В ожидании неминуемой кары за счастье мы с каким-то безрассудным ликованием пораженцев снова и снова ранили руки о шипы ядовитого цветка.

Всё закончилось в пасмурное воскресное утро октября. Скрипучая дверь в этот раз не скрипнула. А я, забыв об осторожности, уже полчаса как перебрался в твою кровать. Вошёл отец. Ты не сделал ни одного трусливого движения. Твои руки оставались на моих плечах. Губы, прижатые к виску, похолодели, но не дрогнули. Ты стал чудесным камнем, трепещущим внутри.

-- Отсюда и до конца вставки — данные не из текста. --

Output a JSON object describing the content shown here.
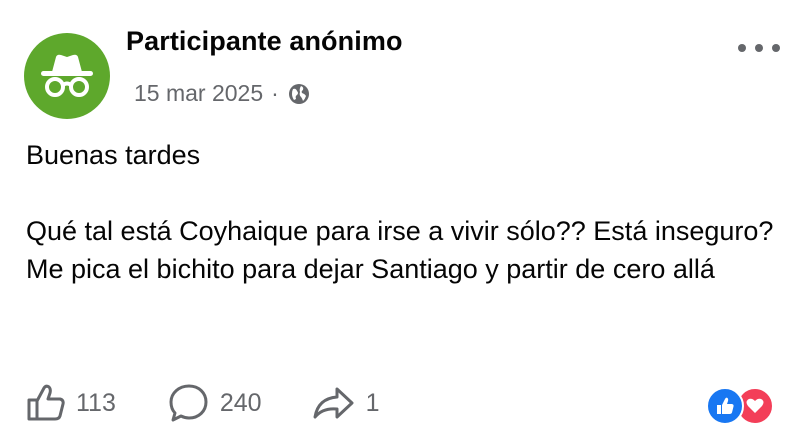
{
  "post": {
    "author": "Participante anónimo",
    "date": "15 mar 2025",
    "separator": "·",
    "privacy_icon": "globe-icon",
    "avatar_icon": "incognito-icon",
    "avatar_color": "#5ea82c",
    "body": {
      "greeting": "Buenas tardes",
      "message": "Qué tal está Coyhaique para irse a vivir sólo?? Está inseguro? Me pica el bichito para dejar Santiago y partir de cero allá"
    }
  },
  "actions": {
    "like_count": "113",
    "comment_count": "240",
    "share_count": "1"
  },
  "reactions": {
    "types": [
      "like",
      "love"
    ],
    "like_color": "#1877f2",
    "love_color": "#f33e58"
  },
  "colors": {
    "secondary_text": "#65676b",
    "primary_text": "#050505"
  }
}
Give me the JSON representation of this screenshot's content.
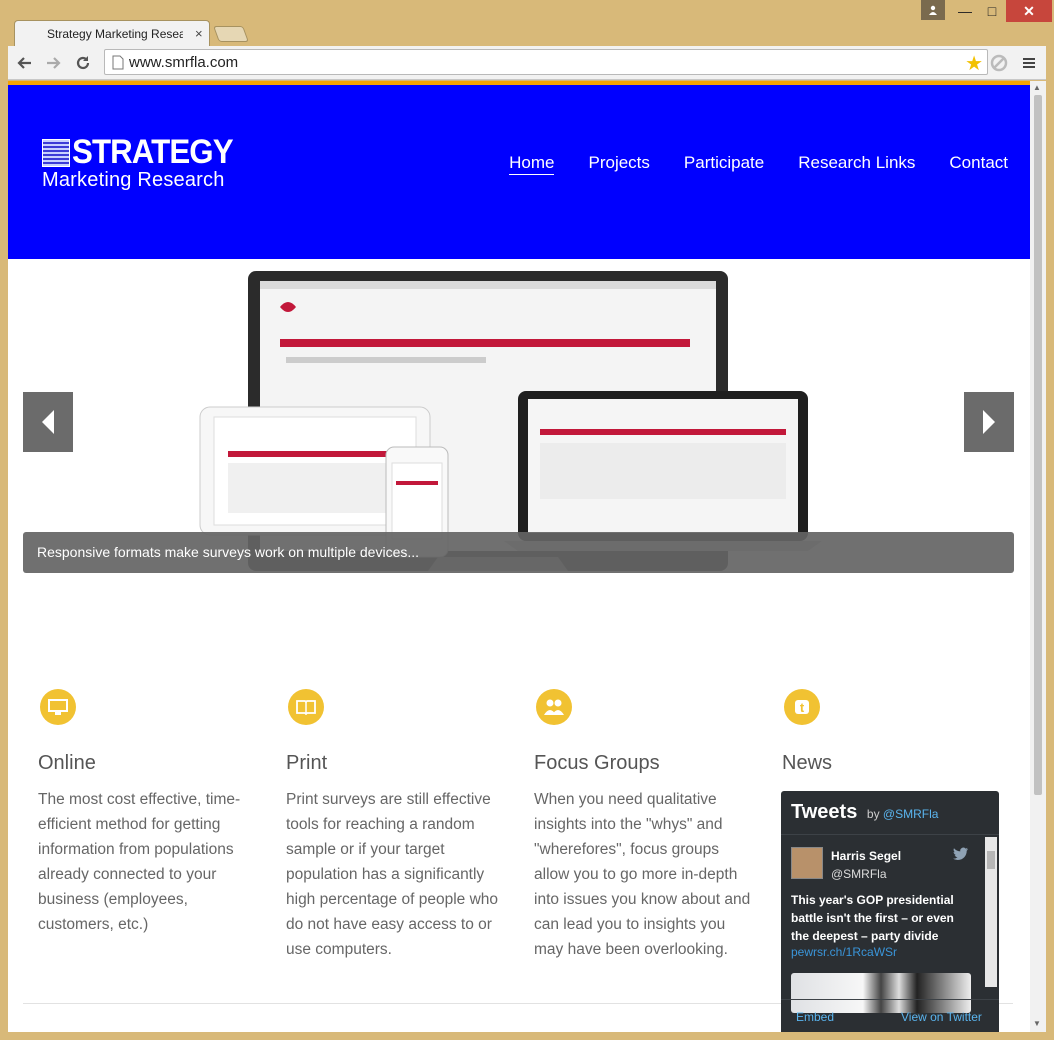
{
  "browser": {
    "tab_title": "Strategy Marketing Resea",
    "tab_close": "×",
    "url": "www.smrfla.com",
    "window_min": "—",
    "window_max": "□",
    "window_close": "✕"
  },
  "site": {
    "logo_title": "STRATEGY",
    "logo_subtitle": "Marketing Research",
    "nav": [
      "Home",
      "Projects",
      "Participate",
      "Research Links",
      "Contact"
    ]
  },
  "slider": {
    "caption": "Responsive formats make surveys work on multiple devices..."
  },
  "features": [
    {
      "icon": "monitor-icon",
      "title": "Online",
      "text": "The most cost effective, time-efficient method for getting information from populations already connected to your business (employees, customers, etc.)"
    },
    {
      "icon": "book-icon",
      "title": "Print",
      "text": "Print surveys are still effective tools for reaching a random sample or if your target population has a significantly high percentage of people who do not have easy access to or use computers."
    },
    {
      "icon": "users-icon",
      "title": "Focus Groups",
      "text": "When you need qualitative insights into the \"whys\" and \"wherefores\", focus groups allow you to go more in-depth into issues you know about and can lead you to insights you may have been overlooking."
    },
    {
      "icon": "tumblr-icon",
      "title": "News",
      "text": ""
    }
  ],
  "twitter": {
    "title": "Tweets",
    "by": "by",
    "handle": "@SMRFla",
    "tweet_name": "Harris Segel",
    "tweet_user": "@SMRFla",
    "tweet_text": "This year's GOP presidential battle isn't the first – or even the deepest – party divide",
    "tweet_link": "pewrsr.ch/1RcaWSr",
    "embed": "Embed",
    "view_on": "View on Twitter"
  },
  "colors": {
    "header_blue": "#0000ff",
    "accent_orange": "#f5a300",
    "icon_yellow": "#f1c232",
    "twitter_link": "#5ab4ee"
  }
}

Странная гримаса исказила лицо отца. Сделав неловкий шаг, он как-то завалился набок, но после резко выпрямился и, как всегда, овладел собой. Он не посмотрел в мою сторону. Ударом ноги он вытолкнул тебя на пол и так, пинками, доволок до самого крыльца, где, вцепившись в балясину, в немом крике замерла моя мать. Не говоря ни слова, он ожесточённо втаптывал тебя в траву, и я, глядя, как расцветает маками твоё стройное нежное тело, лишь тихо повторял про себя: "Нельзя, нельзя...".

Ты не издал ни звука. Надсадное дыхание отца, взятый на одной ноте истеричный вопль тёток, громкий лай собак - всё смешалось для меня в одну бесконечную тишину, тишину твоего закушенного рта. Мама бросилась защищать тебя. Хватая отца за багровые руки, она тщетно силилась унять его разыгравшуюся ярость. Я же молчал, окунаясь в твоё молчанье.

То, что происходило после, я вспоминаю, как размытую акварель. Ботинок отца, занесённый над твоей головой. Сначала я подумал, что он решил добить тебя. Раздавленный до обморочного состояния, ты уже не мог сопротивляться. Но вот он кладёт облепленную сырым дёрном подошву ботинка на твоё запрокинутое лицо и начинает медленно, почти сладострастно размазывать по нему грязь.

Тогда-то звенящая внутри струна и оборвалась, и я, схватив с земли обронённый матерью металлический кувшин, кинулся на отца. Спустя минуту его обездвиженное тело кулём повалилось рядом с тобой. И крик! Я закричал. Закричал, а потом заплакал.

Шамиль... Ты исчез так же призрачно, как и появился. Раздолбанный военный грузовичок подобрал тебя у дверей больницы, откуда тебя выписали ещё полубольного. Отец принял все меры, чтобы ускорить твой отъезд на родину. Меня к тебе не пустили.

Сидя дома, под замком, я лихорадочно ждал наступления следующего дня. Я знал, что я справлюсь. Высота - это не страшно. Я взберусь к самой макушке того дерева, ломая сучья и беспокоя птиц. Я подниму занавес солнца. Я прочту наши имена на той ветке. Я прокричу их. Я не боюсь!